The consultation paper highlighted the potentially significant risks of birds colliding with aircraft at the option for a new airport at Cliffe and advised that further work would be commissioned. The Government gave a commitment to publish this further work during the extended consultation period.
I am today therefore publishing the study which I commissioned and which was undertaken jointly by the Central Science Laboratory and the British Trust for Ornithology. The study provides a detailed assessment both of the populations, movements and behaviour of birds at and around the site and the risks of birdstrike after applying mitigating measures to a new airport at Cliffe. The key conclusions are:
Without a comprehensive and aggressive bird management programme in place, incorporating careful and considered airport design, appropriate habitat management and active bird control, an airport could not operate safely in this location.

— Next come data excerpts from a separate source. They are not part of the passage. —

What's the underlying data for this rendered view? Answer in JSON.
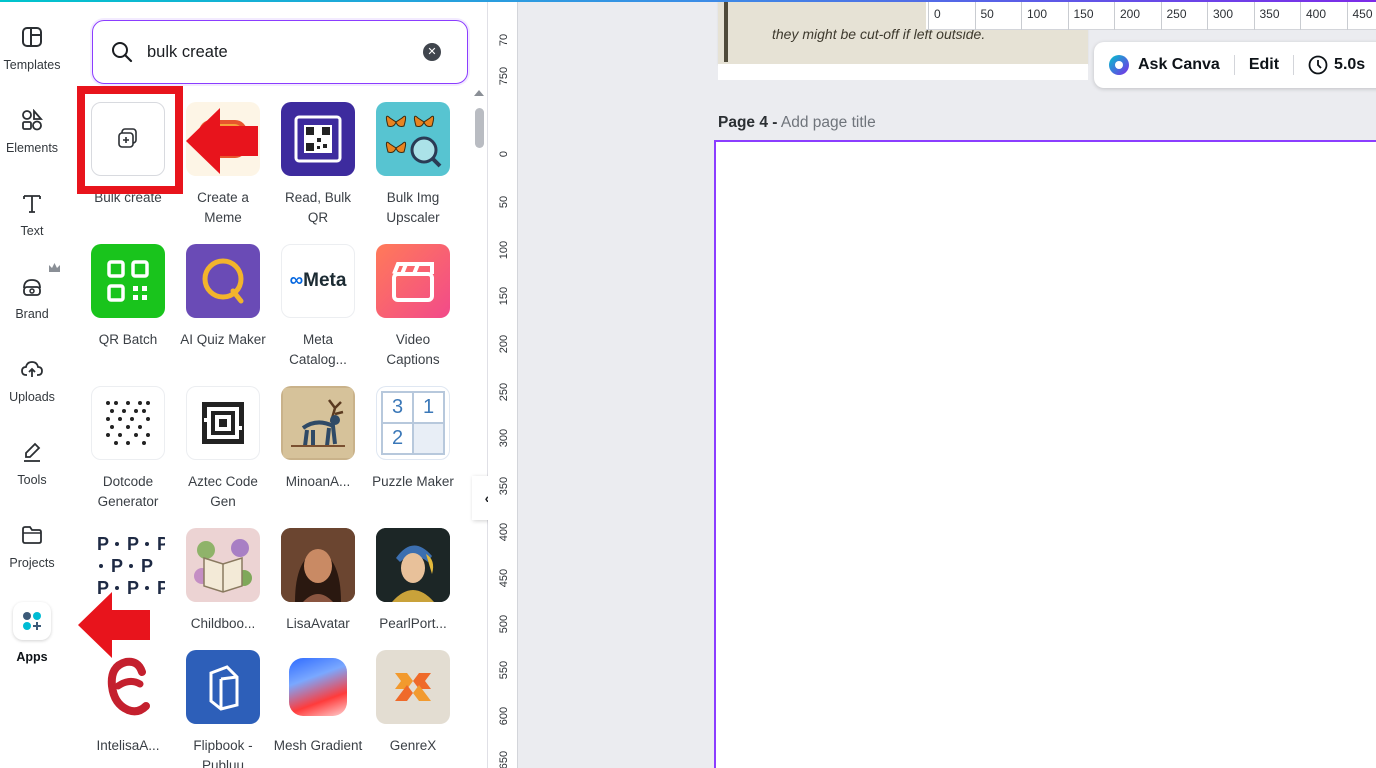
{
  "rail": {
    "items": [
      {
        "label": "Templates",
        "icon": "templates-icon"
      },
      {
        "label": "Elements",
        "icon": "elements-icon"
      },
      {
        "label": "Text",
        "icon": "text-icon"
      },
      {
        "label": "Brand",
        "icon": "brand-icon"
      },
      {
        "label": "Uploads",
        "icon": "uploads-icon"
      },
      {
        "label": "Tools",
        "icon": "tools-icon"
      },
      {
        "label": "Projects",
        "icon": "projects-icon"
      },
      {
        "label": "Apps",
        "icon": "apps-icon"
      }
    ]
  },
  "search": {
    "value": "bulk create",
    "placeholder": "Search"
  },
  "apps": [
    {
      "label": "Bulk create"
    },
    {
      "label": "Create a Meme"
    },
    {
      "label": "Read, Bulk QR"
    },
    {
      "label": "Bulk Img Upscaler"
    },
    {
      "label": "QR Batch"
    },
    {
      "label": "AI Quiz Maker"
    },
    {
      "label": "Meta Catalog..."
    },
    {
      "label": "Video Captions"
    },
    {
      "label": "Dotcode Generator"
    },
    {
      "label": "Aztec Code Gen"
    },
    {
      "label": "MinoanA..."
    },
    {
      "label": "Puzzle Maker"
    },
    {
      "label": "...e..."
    },
    {
      "label": "Childboo..."
    },
    {
      "label": "LisaAvatar"
    },
    {
      "label": "PearlPort..."
    },
    {
      "label": "IntelisaA..."
    },
    {
      "label": "Flipbook - Publuu"
    },
    {
      "label": "Mesh Gradient"
    },
    {
      "label": "GenreX"
    }
  ],
  "meta_logo_text": "Meta",
  "puzzle_digits": [
    "3",
    "1",
    "2"
  ],
  "ruler_top": [
    "0",
    "50",
    "100",
    "150",
    "200",
    "250",
    "300",
    "350",
    "400",
    "450"
  ],
  "ruler_left": [
    "70",
    "750",
    "0",
    "50",
    "100",
    "150",
    "200",
    "250",
    "300",
    "350",
    "400",
    "450",
    "500",
    "550",
    "600",
    "650"
  ],
  "canvas": {
    "prev_page_text": "they might be cut-off if left outside.",
    "page_label": "Page 4 -",
    "page_title_placeholder": "Add page title"
  },
  "ask_toolbar": {
    "ask": "Ask Canva",
    "edit": "Edit",
    "duration": "5.0s"
  },
  "colors": {
    "accent": "#8b3dff",
    "highlight": "#e8141c"
  }
}
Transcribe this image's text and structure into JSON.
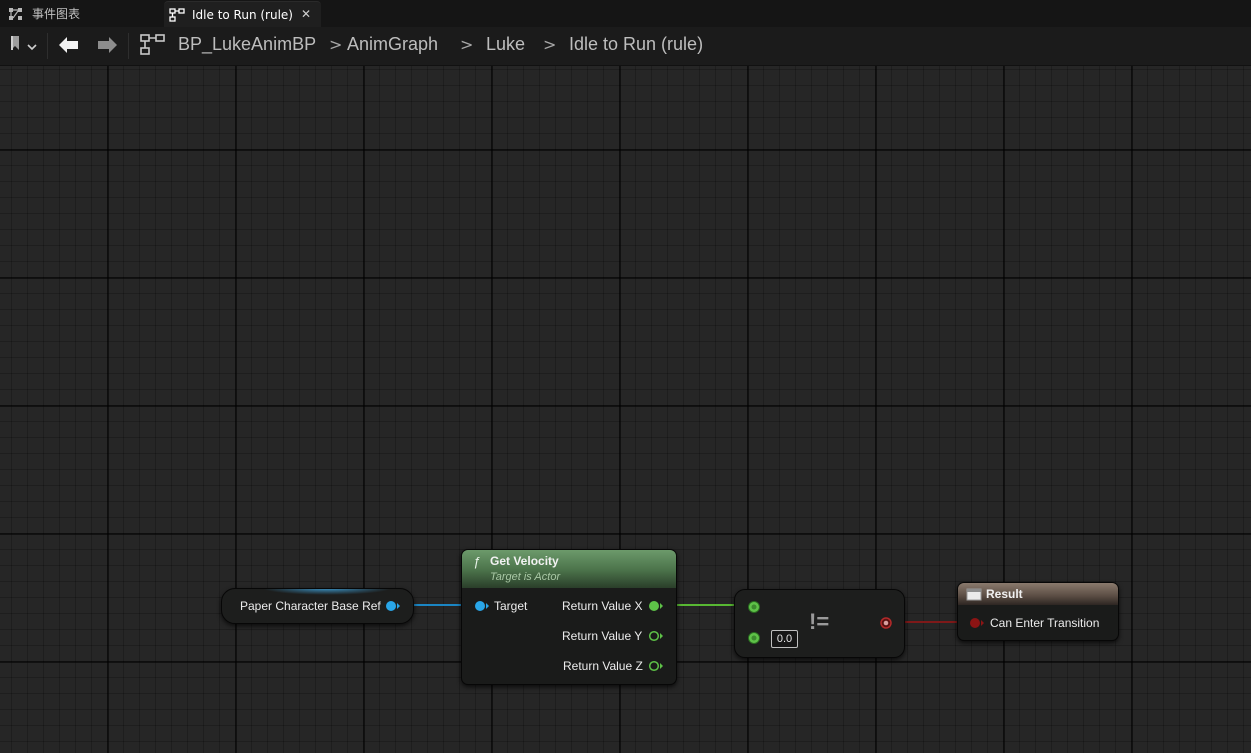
{
  "tabs": [
    {
      "label": "事件图表",
      "icon": "event-graph-icon",
      "active": false
    },
    {
      "label": "Idle to Run (rule)",
      "icon": "transition-rule-icon",
      "active": true,
      "close": "✕"
    }
  ],
  "toolbar": {
    "bookmark_icon": "bookmark-icon",
    "back_icon": "arrow-left-icon",
    "forward_icon": "arrow-right-icon",
    "graph_icon": "graph-tree-icon",
    "breadcrumbs": [
      "BP_LukeAnimBP",
      "AnimGraph",
      "Luke",
      "Idle to Run (rule)"
    ],
    "separator": ">"
  },
  "nodes": {
    "variable": {
      "label": "Paper Character Base Ref",
      "pin_color": "#29a6e8"
    },
    "get_velocity": {
      "title": "Get Velocity",
      "subtitle": "Target is Actor",
      "function_glyph": "ƒ",
      "input_pin": "Target",
      "outputs": [
        "Return Value X",
        "Return Value Y",
        "Return Value Z"
      ],
      "header_color": "#3f6a40"
    },
    "not_equal": {
      "operator": "!=",
      "default_value": "0.0",
      "pin_color": "#5ec248"
    },
    "result": {
      "title": "Result",
      "input_pin": "Can Enter Transition",
      "pin_color": "#8c1414"
    }
  },
  "colors": {
    "object_wire": "#1b86c4",
    "float_wire": "#58b833",
    "bool_wire": "#7e1919",
    "grid_background": "#262626"
  }
}
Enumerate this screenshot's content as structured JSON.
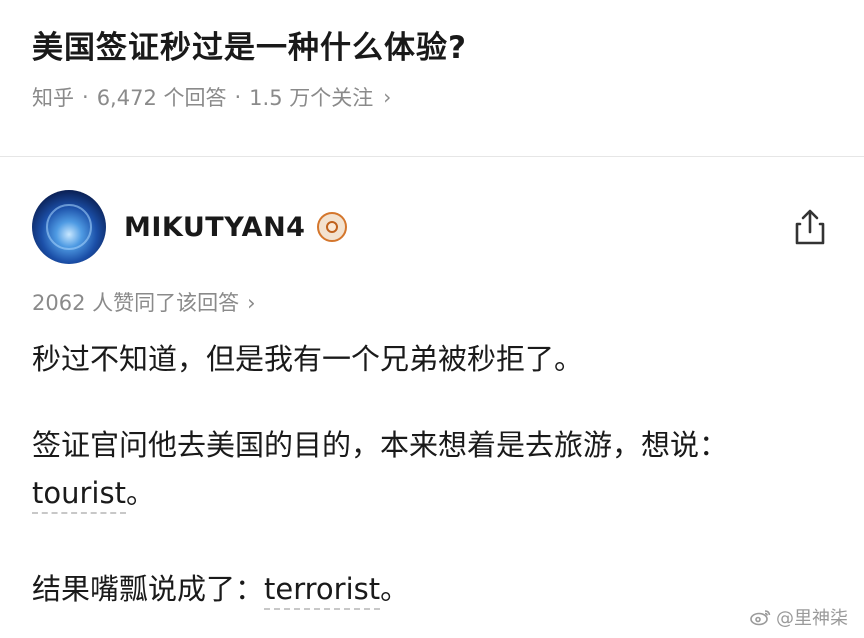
{
  "question": {
    "title": "美国签证秒过是一种什么体验?",
    "source": "知乎",
    "answers": "6,472 个回答",
    "followers": "1.5 万个关注",
    "chevron": "›"
  },
  "author": {
    "name": "MIKUTYAN4",
    "badge_icon": "eye-badge-icon",
    "share_icon": "share-icon"
  },
  "likes": {
    "text": "2062 人赞同了该回答",
    "chevron": "›"
  },
  "answer": {
    "p1": "秒过不知道，但是我有一个兄弟被秒拒了。",
    "p2_prefix": "签证官问他去美国的目的，本来想着是去旅游，想说：",
    "p2_word": "tourist",
    "p2_suffix": "。",
    "p3_prefix": "结果嘴瓢说成了：",
    "p3_word": "terrorist",
    "p3_suffix": "。"
  },
  "watermark": {
    "text": "@里神柒"
  },
  "colors": {
    "text": "#191919",
    "secondary": "#8a8a8a",
    "divider": "#e6e6e6",
    "badge_orange": "#d4762c"
  }
}
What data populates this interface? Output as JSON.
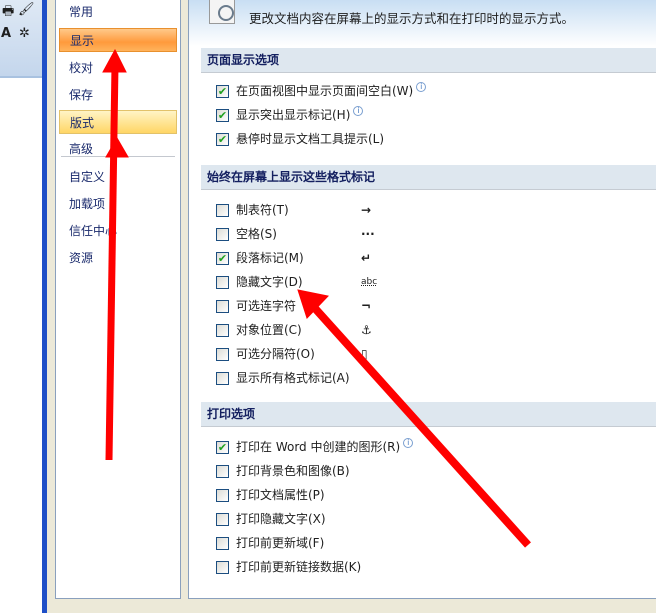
{
  "nav": {
    "items": [
      {
        "label": "常用"
      },
      {
        "label": "显示",
        "selected": true
      },
      {
        "label": "校对"
      },
      {
        "label": "保存"
      },
      {
        "label": "版式",
        "hover": true
      },
      {
        "label": "高级"
      },
      {
        "label": "自定义"
      },
      {
        "label": "加载项"
      },
      {
        "label": "信任中心"
      },
      {
        "label": "资源"
      }
    ]
  },
  "header": {
    "description": "更改文档内容在屏幕上的显示方式和在打印时的显示方式。"
  },
  "sections": [
    {
      "title": "页面显示选项",
      "options": [
        {
          "label": "在页面视图中显示页面间空白(W)",
          "checked": true,
          "info": true
        },
        {
          "label": "显示突出显示标记(H)",
          "checked": true,
          "info": true
        },
        {
          "label": "悬停时显示文档工具提示(L)",
          "checked": true
        }
      ]
    },
    {
      "title": "始终在屏幕上显示这些格式标记",
      "options": [
        {
          "label": "制表符(T)",
          "checked": false,
          "symbol": "→"
        },
        {
          "label": "空格(S)",
          "checked": false,
          "symbol": "···"
        },
        {
          "label": "段落标记(M)",
          "checked": true,
          "symbol": "↵"
        },
        {
          "label": "隐藏文字(D)",
          "checked": false,
          "symbol": "abc"
        },
        {
          "label": "可选连字符",
          "checked": false,
          "symbol": "¬"
        },
        {
          "label": "对象位置(C)",
          "checked": false,
          "symbol": "⚓"
        },
        {
          "label": "可选分隔符(O)",
          "checked": false,
          "symbol": "▯"
        },
        {
          "label": "显示所有格式标记(A)",
          "checked": false
        }
      ]
    },
    {
      "title": "打印选项",
      "options": [
        {
          "label": "打印在 Word 中创建的图形(R)",
          "checked": true,
          "info": true
        },
        {
          "label": "打印背景色和图像(B)",
          "checked": false
        },
        {
          "label": "打印文档属性(P)",
          "checked": false
        },
        {
          "label": "打印隐藏文字(X)",
          "checked": false
        },
        {
          "label": "打印前更新域(F)",
          "checked": false
        },
        {
          "label": "打印前更新链接数据(K)",
          "checked": false
        }
      ]
    }
  ],
  "colors": {
    "annotation_arrow": "#ff0000",
    "selected_nav": "#ff9a3c"
  }
}
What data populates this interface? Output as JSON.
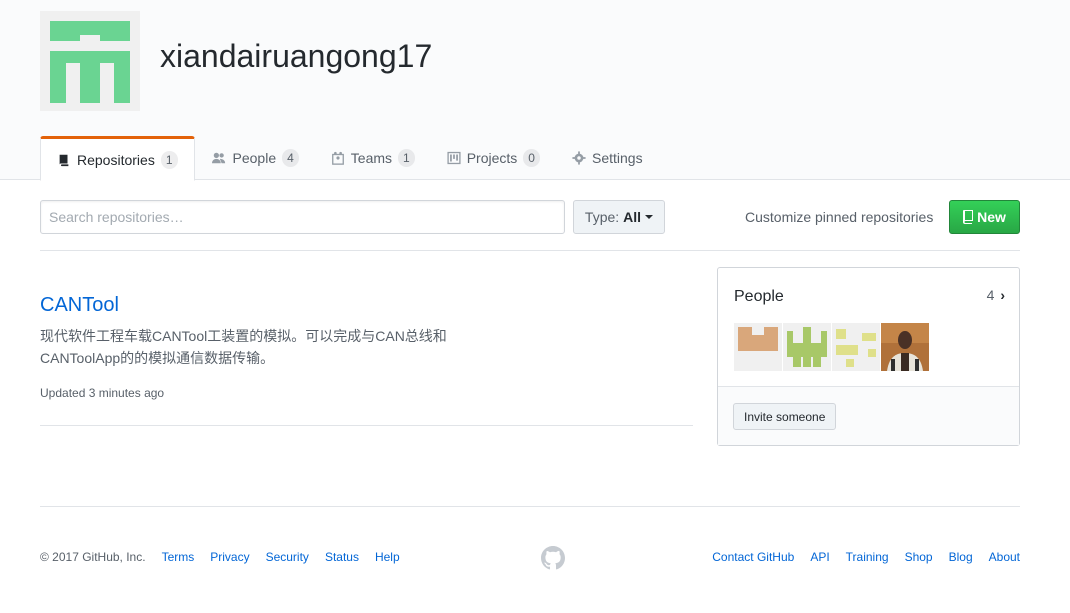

Even with such world class management and mitigation measures in place, the hazard posed by the birds is severe and would probably be higher than at any other major UK airport.
I will consider these conclusions carefully together with all the consultation responses, before announcing my decisions in the air transport White Paper later this year.
The consultation, for all parts of the UK, will close on 30 June.
Copies of the study are now available in the Library. My officials will also distribute the study to key stakeholders, and it will be posted on my Department's website.